Senator Scott Brown has taken a lot of guff during his reelection campaign for boasts about his secret meetings with kings and queens and frequent calls from Secretary of State Hillary Rodham Clinton, both of which turned out to be exaggerations of the truth.
But the Republican has no corner on the braggadocio market, as his Democratic rival showed again this past week.
Harvard Law School professor Elizabeth Warren, a proud champion of the middle class, nonetheless claimed support from the very same Wall Street crowd she so frequently targets for criticism.
“Every now and again, I meet with someone who’s been very successful on Wall Street, who says, ‘I want to support your campaign because I believe you will save capitalism,’ ” Warren said during an interview with the National Journal’s Jim O’Sullivan published July 29.
By Monday, the comment was pinging around the Internet and Twittersphere, accompanied by a fairly snarky reaction. That prompted Warren to backpedal Tuesday as she made a campaign stop in Somerville.
“I passed along a comment that was over the top, and it was silly for me to do so,” she told reporters. Warren repeated the statement to each question on the topic.
Brown’s staff pounced, linking the comment to another boast last fall, when Warren said that “I created much of the intellectual foundation” for the Occupy Wall Street movement.
“Even Professor Warren recognizes how silly it is for the intellectual founder of the Occupy protest movement to suggest that she is going to save our free enterprise system,” said Brown spokesman Colin Reed.
Concerns arise with building
In a Big Dig that has already had a falling ceiling panel and falling ceiling lights, you can forgive the motoring public some angst as the steel skeleton for an 11-story apartment building takes rise directly over the southbound entrance to the Tip O’Neill tunnel.
Could the $140 million complex on Causeway Street trigger a collapse in a critical part of the $15 billion project?
Nope, say Transportation Secretary Richard Davey and his staff.
“The building is founded in three different ways,” Cyndi Roy, spokeswoman for the Massachusetts Department of Transportation, wrote in reference to how the building will be supported. “Directly on the [Central Artery/Tunnel] and Orange Line slurry walls; on spread footings over structured fill over the CA/T tunnel roof; and on mini piles that go down between the CA/T and Orange Line tunnels to — and into — the same bedrock that the tunnel slurry walls are founded on.”

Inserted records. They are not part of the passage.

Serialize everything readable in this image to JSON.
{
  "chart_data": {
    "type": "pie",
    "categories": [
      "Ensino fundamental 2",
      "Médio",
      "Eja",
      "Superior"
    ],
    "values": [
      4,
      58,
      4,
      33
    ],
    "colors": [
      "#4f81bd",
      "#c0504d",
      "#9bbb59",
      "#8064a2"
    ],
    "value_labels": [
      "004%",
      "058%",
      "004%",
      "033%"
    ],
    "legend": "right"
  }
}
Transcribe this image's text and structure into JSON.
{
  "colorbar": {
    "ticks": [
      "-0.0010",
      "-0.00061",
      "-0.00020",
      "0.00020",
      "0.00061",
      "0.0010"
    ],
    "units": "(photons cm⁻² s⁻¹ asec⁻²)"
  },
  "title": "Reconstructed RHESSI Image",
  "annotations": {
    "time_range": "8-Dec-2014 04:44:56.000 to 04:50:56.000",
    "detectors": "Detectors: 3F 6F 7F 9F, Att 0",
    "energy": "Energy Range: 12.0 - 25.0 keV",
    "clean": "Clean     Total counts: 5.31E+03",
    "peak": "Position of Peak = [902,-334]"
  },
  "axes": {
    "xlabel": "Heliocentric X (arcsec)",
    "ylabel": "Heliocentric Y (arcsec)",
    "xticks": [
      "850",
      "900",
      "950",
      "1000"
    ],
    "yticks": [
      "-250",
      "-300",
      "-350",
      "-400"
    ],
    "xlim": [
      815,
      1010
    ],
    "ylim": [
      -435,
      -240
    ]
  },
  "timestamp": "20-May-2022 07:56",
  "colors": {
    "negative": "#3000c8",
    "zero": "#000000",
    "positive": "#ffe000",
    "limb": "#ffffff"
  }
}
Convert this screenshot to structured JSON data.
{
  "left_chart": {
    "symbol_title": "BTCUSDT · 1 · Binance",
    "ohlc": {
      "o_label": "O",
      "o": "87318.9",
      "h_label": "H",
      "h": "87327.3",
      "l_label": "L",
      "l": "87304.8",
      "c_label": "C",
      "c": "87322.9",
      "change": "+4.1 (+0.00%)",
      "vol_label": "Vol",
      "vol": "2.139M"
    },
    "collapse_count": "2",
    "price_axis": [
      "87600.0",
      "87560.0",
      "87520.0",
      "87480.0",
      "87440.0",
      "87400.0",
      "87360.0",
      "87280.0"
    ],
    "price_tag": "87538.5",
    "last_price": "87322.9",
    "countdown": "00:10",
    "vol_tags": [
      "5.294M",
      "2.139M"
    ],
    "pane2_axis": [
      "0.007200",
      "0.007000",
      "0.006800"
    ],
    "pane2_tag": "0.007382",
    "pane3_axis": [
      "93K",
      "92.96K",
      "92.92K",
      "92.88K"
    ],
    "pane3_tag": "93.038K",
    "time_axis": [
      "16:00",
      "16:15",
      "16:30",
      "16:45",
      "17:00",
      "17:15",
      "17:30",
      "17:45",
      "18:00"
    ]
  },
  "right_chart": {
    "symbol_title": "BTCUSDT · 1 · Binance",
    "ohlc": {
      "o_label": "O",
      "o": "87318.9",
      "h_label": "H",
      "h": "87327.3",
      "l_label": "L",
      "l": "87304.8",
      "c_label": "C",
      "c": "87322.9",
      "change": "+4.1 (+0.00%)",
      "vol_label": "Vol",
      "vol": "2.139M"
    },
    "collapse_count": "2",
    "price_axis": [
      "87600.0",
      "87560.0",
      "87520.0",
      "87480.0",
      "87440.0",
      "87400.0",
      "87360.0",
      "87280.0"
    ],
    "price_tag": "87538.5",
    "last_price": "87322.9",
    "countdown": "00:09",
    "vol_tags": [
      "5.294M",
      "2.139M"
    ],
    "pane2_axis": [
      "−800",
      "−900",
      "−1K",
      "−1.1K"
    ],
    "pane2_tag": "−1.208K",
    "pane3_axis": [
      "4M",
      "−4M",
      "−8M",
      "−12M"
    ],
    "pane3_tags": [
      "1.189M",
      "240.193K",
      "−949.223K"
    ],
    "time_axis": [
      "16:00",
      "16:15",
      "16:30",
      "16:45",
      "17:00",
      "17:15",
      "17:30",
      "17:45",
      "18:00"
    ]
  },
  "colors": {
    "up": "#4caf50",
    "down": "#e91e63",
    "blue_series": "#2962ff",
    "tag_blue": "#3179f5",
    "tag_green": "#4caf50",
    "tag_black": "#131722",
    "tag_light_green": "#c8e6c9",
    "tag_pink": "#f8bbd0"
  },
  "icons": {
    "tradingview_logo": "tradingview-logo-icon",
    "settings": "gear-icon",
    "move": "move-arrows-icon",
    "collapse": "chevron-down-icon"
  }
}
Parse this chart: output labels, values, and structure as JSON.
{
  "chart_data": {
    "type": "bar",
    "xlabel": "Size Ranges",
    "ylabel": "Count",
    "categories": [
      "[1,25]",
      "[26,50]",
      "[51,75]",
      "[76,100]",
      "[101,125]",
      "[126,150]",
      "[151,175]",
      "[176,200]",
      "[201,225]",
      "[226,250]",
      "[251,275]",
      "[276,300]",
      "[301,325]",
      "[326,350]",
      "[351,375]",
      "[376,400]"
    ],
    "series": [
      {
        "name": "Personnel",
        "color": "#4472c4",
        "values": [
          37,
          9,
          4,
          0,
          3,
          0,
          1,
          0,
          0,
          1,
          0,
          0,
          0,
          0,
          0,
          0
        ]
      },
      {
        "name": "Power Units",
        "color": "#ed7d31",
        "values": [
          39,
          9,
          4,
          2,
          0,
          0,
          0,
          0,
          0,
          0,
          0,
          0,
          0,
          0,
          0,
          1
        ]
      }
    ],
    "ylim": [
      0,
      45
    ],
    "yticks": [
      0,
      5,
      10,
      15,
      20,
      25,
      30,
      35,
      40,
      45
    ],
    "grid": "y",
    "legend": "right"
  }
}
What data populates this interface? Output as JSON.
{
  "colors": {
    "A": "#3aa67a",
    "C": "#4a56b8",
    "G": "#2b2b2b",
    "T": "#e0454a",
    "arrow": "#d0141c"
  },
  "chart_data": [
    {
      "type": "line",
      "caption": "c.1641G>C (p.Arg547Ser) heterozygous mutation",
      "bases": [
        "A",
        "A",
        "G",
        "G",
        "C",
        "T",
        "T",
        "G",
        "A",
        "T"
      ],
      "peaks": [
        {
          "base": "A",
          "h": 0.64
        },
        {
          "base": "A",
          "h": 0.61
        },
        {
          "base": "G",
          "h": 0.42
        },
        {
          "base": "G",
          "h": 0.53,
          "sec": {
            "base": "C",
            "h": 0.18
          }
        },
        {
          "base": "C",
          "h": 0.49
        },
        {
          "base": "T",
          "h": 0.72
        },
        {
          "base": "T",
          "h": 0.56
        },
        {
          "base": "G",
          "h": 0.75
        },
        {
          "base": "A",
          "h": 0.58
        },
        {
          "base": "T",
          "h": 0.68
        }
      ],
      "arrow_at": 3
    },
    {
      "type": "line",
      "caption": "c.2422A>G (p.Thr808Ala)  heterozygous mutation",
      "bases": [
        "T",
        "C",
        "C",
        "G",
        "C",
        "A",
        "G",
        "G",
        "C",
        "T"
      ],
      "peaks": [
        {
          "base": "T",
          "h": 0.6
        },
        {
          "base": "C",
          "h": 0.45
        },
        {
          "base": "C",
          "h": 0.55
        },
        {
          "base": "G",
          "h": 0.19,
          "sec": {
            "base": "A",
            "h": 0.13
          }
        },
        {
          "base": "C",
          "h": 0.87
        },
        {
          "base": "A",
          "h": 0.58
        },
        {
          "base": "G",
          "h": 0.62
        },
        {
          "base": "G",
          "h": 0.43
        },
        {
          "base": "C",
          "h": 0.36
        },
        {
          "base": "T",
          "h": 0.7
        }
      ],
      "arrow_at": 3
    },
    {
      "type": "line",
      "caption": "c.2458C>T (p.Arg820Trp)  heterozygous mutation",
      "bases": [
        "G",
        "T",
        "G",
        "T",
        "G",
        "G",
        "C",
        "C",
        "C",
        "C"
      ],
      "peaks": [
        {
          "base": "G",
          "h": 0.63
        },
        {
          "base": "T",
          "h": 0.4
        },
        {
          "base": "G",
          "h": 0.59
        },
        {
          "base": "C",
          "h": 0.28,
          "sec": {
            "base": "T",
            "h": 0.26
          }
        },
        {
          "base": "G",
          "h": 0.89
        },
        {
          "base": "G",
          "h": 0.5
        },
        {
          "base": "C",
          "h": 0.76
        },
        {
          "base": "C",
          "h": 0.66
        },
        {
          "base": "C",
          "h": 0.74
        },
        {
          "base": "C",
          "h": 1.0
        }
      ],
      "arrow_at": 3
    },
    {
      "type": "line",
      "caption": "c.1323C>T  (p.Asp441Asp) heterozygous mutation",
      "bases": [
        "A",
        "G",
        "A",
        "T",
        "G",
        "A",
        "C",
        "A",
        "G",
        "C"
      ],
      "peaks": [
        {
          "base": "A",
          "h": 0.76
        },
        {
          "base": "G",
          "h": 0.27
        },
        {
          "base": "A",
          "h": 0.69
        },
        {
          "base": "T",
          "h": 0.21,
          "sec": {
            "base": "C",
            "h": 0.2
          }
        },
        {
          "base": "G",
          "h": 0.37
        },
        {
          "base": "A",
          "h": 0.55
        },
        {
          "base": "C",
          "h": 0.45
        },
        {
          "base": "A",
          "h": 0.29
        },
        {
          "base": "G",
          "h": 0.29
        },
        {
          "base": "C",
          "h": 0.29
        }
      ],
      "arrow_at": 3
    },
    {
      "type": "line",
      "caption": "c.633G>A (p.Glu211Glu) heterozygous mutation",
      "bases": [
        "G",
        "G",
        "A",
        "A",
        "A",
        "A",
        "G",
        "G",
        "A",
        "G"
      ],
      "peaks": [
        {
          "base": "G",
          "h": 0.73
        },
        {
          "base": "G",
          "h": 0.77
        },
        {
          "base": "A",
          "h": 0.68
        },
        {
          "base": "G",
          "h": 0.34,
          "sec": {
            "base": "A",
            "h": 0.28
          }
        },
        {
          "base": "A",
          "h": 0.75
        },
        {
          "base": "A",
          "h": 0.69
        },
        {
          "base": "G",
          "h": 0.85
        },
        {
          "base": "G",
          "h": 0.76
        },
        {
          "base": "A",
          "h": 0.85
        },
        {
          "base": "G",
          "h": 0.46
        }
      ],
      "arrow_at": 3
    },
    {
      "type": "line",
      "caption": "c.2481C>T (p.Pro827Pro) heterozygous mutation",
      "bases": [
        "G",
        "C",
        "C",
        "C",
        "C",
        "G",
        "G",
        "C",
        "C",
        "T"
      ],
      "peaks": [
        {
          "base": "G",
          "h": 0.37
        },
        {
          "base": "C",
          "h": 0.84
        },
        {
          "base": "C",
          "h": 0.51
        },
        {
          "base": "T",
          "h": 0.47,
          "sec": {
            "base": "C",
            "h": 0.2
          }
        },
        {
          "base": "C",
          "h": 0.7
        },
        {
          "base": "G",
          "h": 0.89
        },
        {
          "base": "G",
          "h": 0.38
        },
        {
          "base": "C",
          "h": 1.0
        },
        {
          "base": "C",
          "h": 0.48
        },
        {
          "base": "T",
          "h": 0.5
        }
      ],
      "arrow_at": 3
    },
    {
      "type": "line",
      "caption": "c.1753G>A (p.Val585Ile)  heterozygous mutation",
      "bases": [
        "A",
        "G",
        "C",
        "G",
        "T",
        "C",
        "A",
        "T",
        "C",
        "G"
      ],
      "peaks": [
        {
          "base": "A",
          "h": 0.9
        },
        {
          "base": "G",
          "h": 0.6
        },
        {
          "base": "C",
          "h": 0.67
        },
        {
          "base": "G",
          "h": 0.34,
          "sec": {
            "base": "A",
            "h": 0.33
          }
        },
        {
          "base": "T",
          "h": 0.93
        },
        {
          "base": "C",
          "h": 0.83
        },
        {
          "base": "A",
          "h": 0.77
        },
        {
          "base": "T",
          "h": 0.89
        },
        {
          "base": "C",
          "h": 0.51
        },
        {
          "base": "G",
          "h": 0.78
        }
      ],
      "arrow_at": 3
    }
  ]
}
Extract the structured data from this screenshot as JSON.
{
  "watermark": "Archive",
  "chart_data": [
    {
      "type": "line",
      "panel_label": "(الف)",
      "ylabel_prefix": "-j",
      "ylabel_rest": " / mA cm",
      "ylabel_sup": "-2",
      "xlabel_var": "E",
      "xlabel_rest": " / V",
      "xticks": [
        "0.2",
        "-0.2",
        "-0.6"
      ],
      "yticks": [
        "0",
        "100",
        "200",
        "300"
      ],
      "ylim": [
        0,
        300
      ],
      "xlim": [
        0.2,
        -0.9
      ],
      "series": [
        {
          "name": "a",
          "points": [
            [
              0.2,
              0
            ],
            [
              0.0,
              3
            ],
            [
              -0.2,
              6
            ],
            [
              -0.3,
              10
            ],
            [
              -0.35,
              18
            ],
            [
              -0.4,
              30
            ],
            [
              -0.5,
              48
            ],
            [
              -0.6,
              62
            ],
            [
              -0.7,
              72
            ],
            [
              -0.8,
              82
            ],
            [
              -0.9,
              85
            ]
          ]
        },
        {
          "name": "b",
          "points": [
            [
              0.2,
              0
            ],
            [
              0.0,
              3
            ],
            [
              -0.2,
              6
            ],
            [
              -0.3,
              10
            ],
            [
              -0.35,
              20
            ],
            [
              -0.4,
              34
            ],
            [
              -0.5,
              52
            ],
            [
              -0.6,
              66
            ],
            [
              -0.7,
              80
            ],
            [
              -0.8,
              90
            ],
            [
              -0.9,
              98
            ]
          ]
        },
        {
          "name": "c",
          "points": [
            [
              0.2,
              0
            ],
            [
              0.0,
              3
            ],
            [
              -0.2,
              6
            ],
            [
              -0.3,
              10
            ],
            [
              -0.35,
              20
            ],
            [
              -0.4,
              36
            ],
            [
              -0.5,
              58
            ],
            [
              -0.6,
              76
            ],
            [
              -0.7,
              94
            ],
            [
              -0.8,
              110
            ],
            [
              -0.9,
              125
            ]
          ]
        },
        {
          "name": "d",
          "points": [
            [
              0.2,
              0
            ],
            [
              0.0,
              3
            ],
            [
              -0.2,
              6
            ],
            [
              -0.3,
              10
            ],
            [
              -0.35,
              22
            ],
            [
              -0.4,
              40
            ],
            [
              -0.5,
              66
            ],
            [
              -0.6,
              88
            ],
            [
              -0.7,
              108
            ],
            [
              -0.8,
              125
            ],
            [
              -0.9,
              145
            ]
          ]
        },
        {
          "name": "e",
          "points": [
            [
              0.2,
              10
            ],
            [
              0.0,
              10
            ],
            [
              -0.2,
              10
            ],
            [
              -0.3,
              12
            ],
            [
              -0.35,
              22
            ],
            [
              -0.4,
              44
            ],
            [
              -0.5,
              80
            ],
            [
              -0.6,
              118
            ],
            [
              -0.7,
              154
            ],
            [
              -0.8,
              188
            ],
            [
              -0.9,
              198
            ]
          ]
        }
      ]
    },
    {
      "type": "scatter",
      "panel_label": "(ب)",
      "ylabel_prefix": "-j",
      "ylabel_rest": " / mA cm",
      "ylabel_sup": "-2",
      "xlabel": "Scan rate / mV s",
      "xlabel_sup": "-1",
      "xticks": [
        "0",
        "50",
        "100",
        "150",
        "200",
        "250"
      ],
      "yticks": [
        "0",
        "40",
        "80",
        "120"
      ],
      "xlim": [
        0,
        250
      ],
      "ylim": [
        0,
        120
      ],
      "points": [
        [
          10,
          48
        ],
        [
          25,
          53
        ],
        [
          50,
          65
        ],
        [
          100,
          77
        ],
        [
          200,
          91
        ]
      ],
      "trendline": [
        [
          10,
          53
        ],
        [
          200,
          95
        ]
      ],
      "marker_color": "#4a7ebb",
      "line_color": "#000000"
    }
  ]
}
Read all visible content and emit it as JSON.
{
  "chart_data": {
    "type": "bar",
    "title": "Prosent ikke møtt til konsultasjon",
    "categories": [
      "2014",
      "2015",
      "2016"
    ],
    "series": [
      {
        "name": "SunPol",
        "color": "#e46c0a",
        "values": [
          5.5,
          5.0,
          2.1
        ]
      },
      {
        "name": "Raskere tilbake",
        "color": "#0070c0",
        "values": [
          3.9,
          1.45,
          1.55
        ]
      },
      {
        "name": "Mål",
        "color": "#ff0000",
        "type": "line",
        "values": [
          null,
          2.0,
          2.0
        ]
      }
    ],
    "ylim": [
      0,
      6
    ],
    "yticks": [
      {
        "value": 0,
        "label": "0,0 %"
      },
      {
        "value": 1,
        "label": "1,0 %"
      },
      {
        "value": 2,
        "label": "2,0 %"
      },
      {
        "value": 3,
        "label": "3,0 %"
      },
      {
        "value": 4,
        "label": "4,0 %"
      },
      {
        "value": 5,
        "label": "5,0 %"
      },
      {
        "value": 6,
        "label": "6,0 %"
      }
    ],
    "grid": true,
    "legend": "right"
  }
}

“The Victor,” as the building will be known, will have 286 apartments, high-end restaurants, and 138 parking spaces, planners have said.
Roy added that the structural design was prepared by an experienced engineering firm, with full knowledge of the Central Artery/Tunnel and Orange Line design, and after extensive site investigations.
It also was reviewed by an outside engineering firm and by the Federal Highway Administration, “all of which approved the design and construction,” Roy added.
Noting that work, Davey said in his own e-mail: “The short answer is no, I am not concerned.”
Patrick staffer departing
Another member of the Patrick administration, Deputy Chief of Staff Sydney Asbury, has deciding against returning to the State House when she finishes the maternity leave she started in May after the birth of her son, Dylan.
Instead, Asbury will take a part-time position at what is rapidly becoming an administration expatriate community, Northwind Strategies. The political consulting and lobbying firm is headed by former chief of staff Doug Rubin, and already includes former communications director Kyle Sullivan and former campaign advance man David O’Brien.
Asbury has a long history with Patrick, spanning her start as a volunteer on his 2006 campaign to manager of his 2010 reelection effort.
“Sydney is a wise counsel, effective and thoughtful leader, and dear friend. I’ll miss her,” the governor said.
Frank’s first choice of judge
During a forum for Globe subscribers this past week, US Representative Barney Frank admitted that Governor Deval Patrick wasn’t his first choice for the person to preside over his July 7 wedding to partner Jim Ready.
It was Margaret Marshall, who headed the Supreme Judicial Court when it issued its landmark 2003 ruling making Massachusetts the first state to legalize marriage between gays and lesbians.
“I said, ‘Margie, will you marry me?’” Frank said, using Marshall’s nickname, as he recalled a conversation between the two.
“She said, ‘I would love to,’ but, unfortunately, she and her husband were scheduled then to be out of town,” the congressman added.